Sometime in the small hours, he’d woken up in the middle of the dream again, jolting up on the bed in a fever-sweat as the too-real images of collapsing buildings and quaking ground drained away into the darkness of the room. Every night since the Prime attack it had been the same. He refused to call it a nightmare. This was just his subconscious coming to terms with what had happened. All very healthy. Playing it back in sleeptime, letting all those nasty little details wind out from his mind where they’d been compressed like some secure file in a crystal lattice. Like the woman who’d been crushed in two by a broken bridge support—glanced at briefly as he’d carried Inima past. The children wailing outside the smoking rubble that had been their house, lost and dazed, filthy with dust, soot, and blood.

Yeah, a really healthy way of dealing with it all.

So he’d pulled on his old amber bathrobe and limped out onto the balcony to watch the sleeping city, thinking like some frightened kid that maybe dreams only came to people in bedrooms. He’d dozed fitfully for the rest of the night as his burns throbbed and the clammy ache down his back cycled from hot to cold over and over. Not even the rum and hot chocolate helped; it just made him feel sick.

What he wanted was Inima. The reassurance of having her lying beside him at night; the exasperated tolerance she turned on whenever he was ill and moping around the house instead of going in to work. But the doctors weren’t going to let her out of the hospital for another ten days at the earliest. He still tensed up every time he thought about her. Pulling her out from the broken four-by-four on Sligo, the way her legs were bent and blackened, fluid weeping from the tarlike encrustation that had been her jeans. Her low whimpers, the sounds that only the seriously injured make. A few vague memories of first aid flitting through his brain, utterly useless as he stared at his wife in disbelief that anything like this could possibly happen. Cursing himself the whole time for being so helpless.

They were vacationing on Sligo to see the flower festival. A fucking flower festival; and an alien army came dropping down out of the sky, blowing the whole world to shit.

Someone rang the apartment’s doorbell. Hoshe turned automatically, and grimaced at the number of twinges that triggered right across his body. Grumbling like an old man he limped his way to the door and opened it.

Paula Myo stood outside, neat and tidy as always, in some charcoal-gray business suit with a scarlet blouse. Her hair had been brushed to a gloss, hanging free behind her shoulders. She was studying him carefully, and he was abruptly self-conscious of the way he looked, the fact he hadn’t stood up to the attack the way he knew other people had.

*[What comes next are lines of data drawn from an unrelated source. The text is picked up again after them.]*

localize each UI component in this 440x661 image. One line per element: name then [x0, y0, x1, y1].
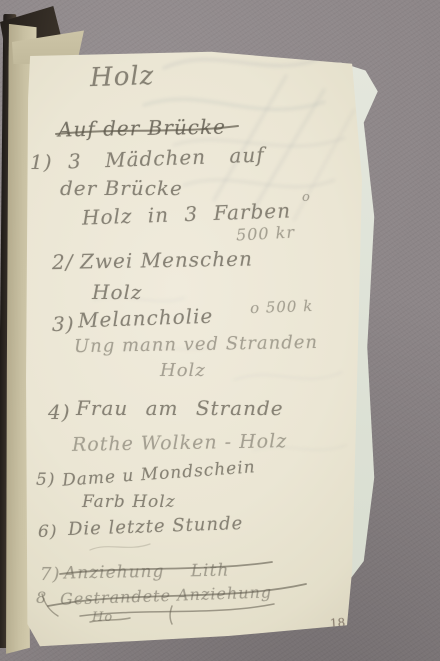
entry-number: 7): [40, 564, 60, 585]
entry-number: 1): [30, 150, 53, 174]
entry-line: Gestrandete Anziehung: [60, 582, 273, 608]
entry-line: Rothe Wolken - Holz: [72, 430, 288, 456]
entry-number: 3): [52, 312, 75, 336]
notebook-page: Holz Auf der Brücke 1) 3 Mädchen auf der…: [24, 50, 364, 648]
struck-heading: Auf der Brücke: [58, 115, 226, 142]
entry-number: 5): [36, 470, 55, 490]
list-title: Holz: [89, 61, 154, 93]
entry-extra: Ho: [92, 610, 113, 625]
entry-line: Ung mann ved Stranden: [74, 332, 318, 357]
entry-price: o 500 k: [250, 297, 314, 317]
entry-line: Holz: [92, 280, 142, 304]
entry-line: Zwei Menschen: [80, 246, 253, 273]
page-number: 18: [330, 615, 346, 630]
entry-line: Dame u Mondschein: [62, 457, 257, 490]
photo-background: Holz Auf der Brücke 1) 3 Mädchen auf der…: [0, 0, 440, 661]
entry-line: 3 Mädchen auf: [68, 143, 265, 174]
entry-number: 6): [38, 522, 57, 542]
entry-number: 4): [48, 400, 71, 424]
entry-line: Farb Holz: [82, 492, 176, 512]
entry-number: 8: [36, 588, 47, 607]
entry-line: Frau am Strande: [76, 396, 284, 420]
entry-mark: o: [302, 190, 311, 205]
entry-line: Melancholie: [78, 304, 214, 333]
entry-line: Die letzte Stunde: [68, 513, 244, 540]
entry-line: Anziehung Lith: [64, 561, 230, 584]
entry-number: 2/: [52, 250, 74, 274]
entry-line: der Brücke: [60, 176, 183, 200]
entry-price: 500 kr: [236, 222, 296, 244]
entry-line: Holz: [160, 360, 206, 381]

Instead of some lecture or trite comment, Paula gave him a gentle hug.

Hoshe thought he covered up any surprise at the display of affection reasonably well given the circumstances.

“I’m really pleased you’re okay, Hoshe,” Paula said.

“Thanks. Uh…come on in.” He glanced across the living room as she walked past him. Maidbots had kept the apartment clean, but it was obvious he was spending a lot of time at home, indoors. The room had an almost bachelor feel to it, with memory crystals, mugs, plates, and a long paperscreen scattered over the table, blinds half-drawn, clothes piled up in one chair.

“I brought you this,” Paula said, and gave him a fancy-looking box of herbal teas. “Somehow, I thought flowers would be inappropriate.”